Probability of incorrectly rejecting a true null hypothesis
Let's close this example by formalizing the definition of a P-value, as well as summarizing the P-value approach to conducting a hypothesis test.
3.2 - Hypothesis Testing (P-value approach) | Statistics
Because the P-value 0.055 is (just barely) greater than the significance level α = 0.05, we barely fail to reject the null hypothesis. Again, we would say that there is insufficient evidence at the α = 0.05 level to conclude that the sample proportion differs significantly from 0.90.
Probability that Null Hypothesis is True - Cross Validated
Often, the people who claim to avoid hypothesis testing will say something like "the 95% confidence interval of 25.9 to 47.4% does not include 50%, so we conclude that the plant extract significantly changed the sex ratio." This is a clumsy and roundabout form of hypothesis testing, and they might as well admit it and report the P value.
Probability that Null Hypothesis is True
Alternatively (and the way I prefer to think of P-values), the P-value is the probability that we'd observe a more extreme statistic than we did if the null hypothesis were true.
probability that, if the null hypothesis ..

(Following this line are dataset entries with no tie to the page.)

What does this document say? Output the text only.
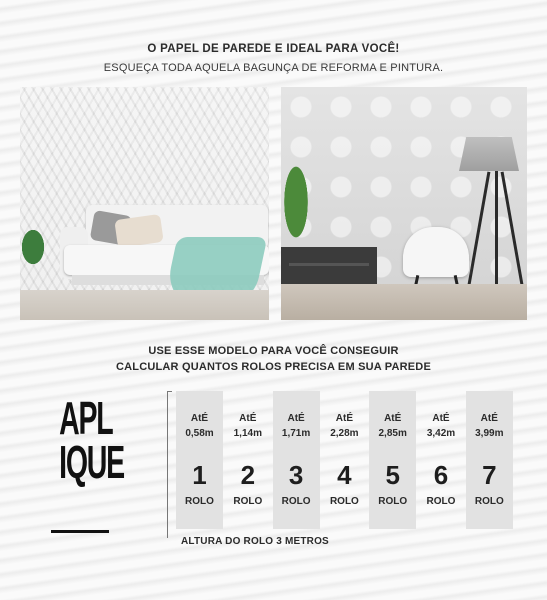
O PAPEL DE PAREDE E IDEAL PARA VOCÊ!
ESQUEÇA TODA AQUELA BAGUNÇA DE REFORMA E PINTURA.
USE ESSE MODELO PARA VOCÊ CONSEGUIR
CALCULAR QUANTOS ROLOS PRECISA EM SUA PAREDE
APL
IQUE
AtÉ
0,58m
1
ROLO
AtÉ
1,14m
2
ROLO
AtÉ
1,71m
3
ROLO
AtÉ
2,28m
4
ROLO
AtÉ
2,85m
5
ROLO
AtÉ
3,42m
6
ROLO
AtÉ
3,99m
7
ROLO
ALTURA DO ROLO 3 METROS
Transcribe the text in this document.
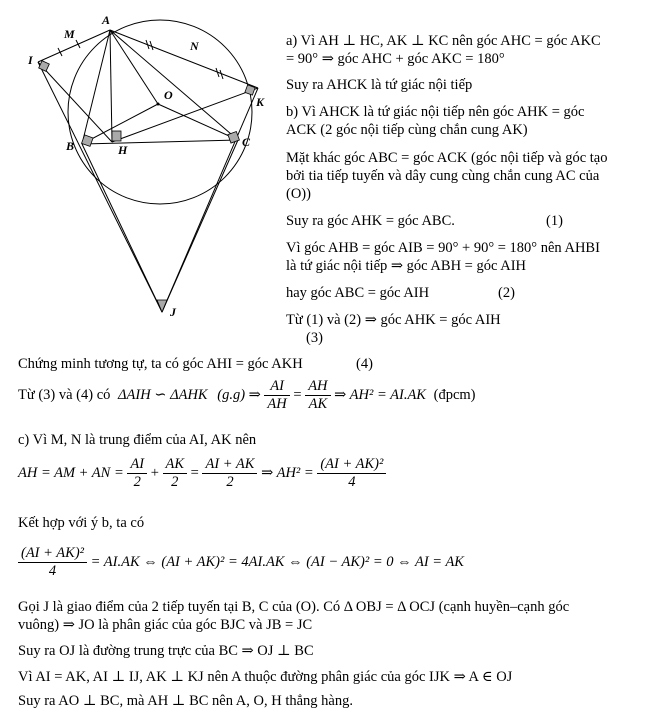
A
M
N
I
O	K
B	H
C
J
a) Vì AH ⊥ HC, AK ⊥ KC nên góc AHC = góc AKC
= 90° ⇒ góc AHC + góc AKC = 180°
Suy ra AHCK là tứ giác nội tiếp
b) Vì AHCK là tứ giác nội tiếp nên góc AHK = góc
ACK (2 góc nội tiếp cùng chắn cung AK)
Mặt khác góc ABC = góc ACK (góc nội tiếp và góc tạo
bởi tia tiếp tuyến và dây cung cùng chắn cung AC của
(O))
Suy ra góc AHK = góc ABC.	(1)
Vì góc AHB = góc AIB = 90° + 90° = 180° nên AHBI
là tứ giác nội tiếp ⇒ góc ABH = góc AIH
hay góc ABC = góc AIH	(2)
Từ (1) và (2) ⇒ góc AHK = góc AIH
(3)
Chứng minh tương tự, ta có góc AHI = góc AKH	(4)
Từ (3) và (4) có ΔAIH ∽ ΔAHK (g.g) ⇒ $\frac{AI}{AH} = \frac{AH}{AK}$ ⇒ AH² = AI.AK (đpcm)
c) Vì M, N là trung điểm của AI, AK nên
AH = AM + AN = $\frac{AI}{2} + \frac{AK}{2} = \frac{AI + AK}{2}$ ⇒ $AH^2 = \frac{\text{(AI + AK)²}}{4}$
Kết hợp với ý b, ta có
$\frac{\text{(AI + AK)²}}{4} = AI.AK$ ⇔ (AI + AK)² = 4AI.AK ⇔ (AI − AK)² = 0 ⇔ AI = AK
Gọi J là giao điểm của 2 tiếp tuyến tại B, C của (O). Có Δ OBJ = Δ OCJ (cạnh huyền–cạnh góc
vuông) ⇒ JO là phân giác của góc BJC và JB = JC
Suy ra OJ là đường trung trực của BC ⇒ OJ ⊥ BC
Vì AI = AK, AI ⊥ IJ, AK ⊥ KJ nên A thuộc đường phân giác của góc IJK ⇒ A ∈ OJ
Suy ra AO ⊥ BC, mà AH ⊥ BC nên A, O, H thẳng hàng.
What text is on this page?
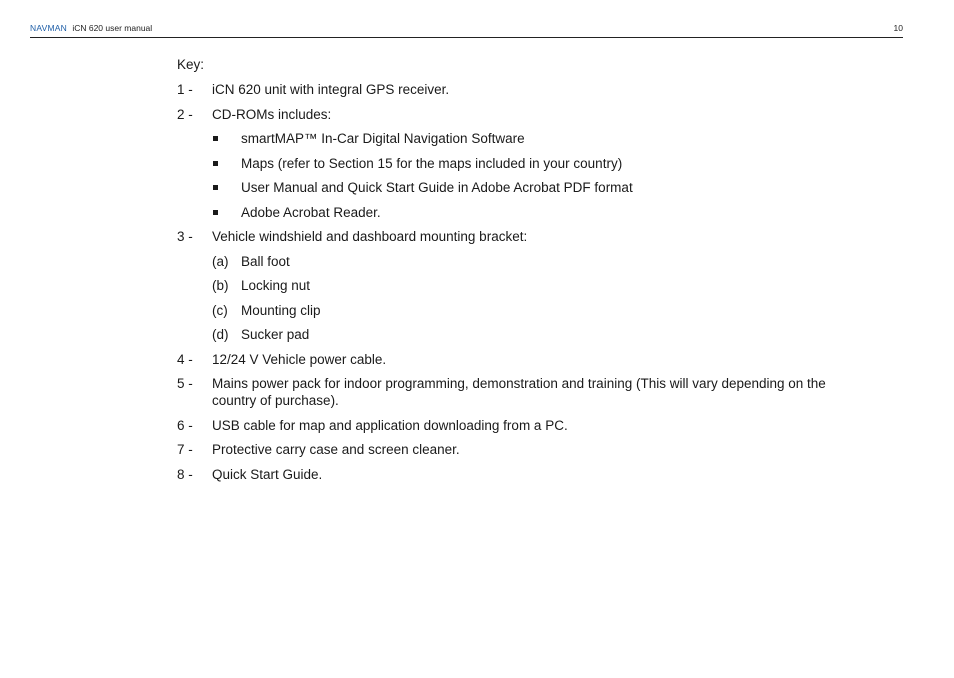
NAVMAN iCN 620 user manual	10
Key:
1 - iCN 620 unit with integral GPS receiver.
2 - CD-ROMs includes:
smartMAP™ In-Car Digital Navigation Software
Maps (refer to Section 15 for the maps included in your country)
User Manual and Quick Start Guide in Adobe Acrobat PDF format
Adobe Acrobat Reader.
3 - Vehicle windshield and dashboard mounting bracket:
(a) Ball foot
(b) Locking nut
(c) Mounting clip
(d) Sucker pad
4 - 12/24 V Vehicle power cable.
5 - Mains power pack for indoor programming, demonstration and training (This will vary depending on the country of purchase).
6 - USB cable for map and application downloading from a PC.
7 - Protective carry case and screen cleaner.
8 - Quick Start Guide.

A related criticism is that a significant rejection of a null hypothesis might not be biologically meaningful, if the difference is too small to matter. For example, in the chicken-sex experiment, having a treatment that produced 49.9% male chicks might be significantly different from 50%, but it wouldn't be enough to make farmers want to buy your treatment. These critics say you should estimate the effect size and put a on it, not estimate a P value. So the goal of your chicken-sex experiment should not be to say "Chocolate gives a proportion of males that is significantly less than 50% (P=0.015)" but to say "Chocolate produced 36.1% males with a 95% confidence interval of 25.9 to 47.4%." For the chicken-feet experiment, you would say something like "The difference between males and females in mean foot size is 2.45 mm, with a confidence interval on the difference of ±1.98 mm."
How it works
You submit your order instructions
We assign an appropriate expert
The expert takes care of your task
We send it to you upon completion
Average quality score
"I have always been impressed by the quick turnaround and your thoroughness. Easily the most professional essay writing service on the web."
"Your assistance and the first class service is much appreciated. My essay reads so well and without your help I'm sure I would have been marked down again on grammar and syntax."
"Thanks again for your excellent work with my assignments. No doubts you're true experts at what you do and very approachable."
"Very professional, cheap and friendly service. Thanks for writing two important essays for me, I wouldn't have written it myself because of the tight deadline."
"Thanks for your cautious eye, attention to detail and overall superb service. Thanks to you, now I am confident that I can submit my term paper on time."
"Thank you for the GREAT work you have done. Just wanted to tell that I'm very happy with my essay and will get back with more assignments soon."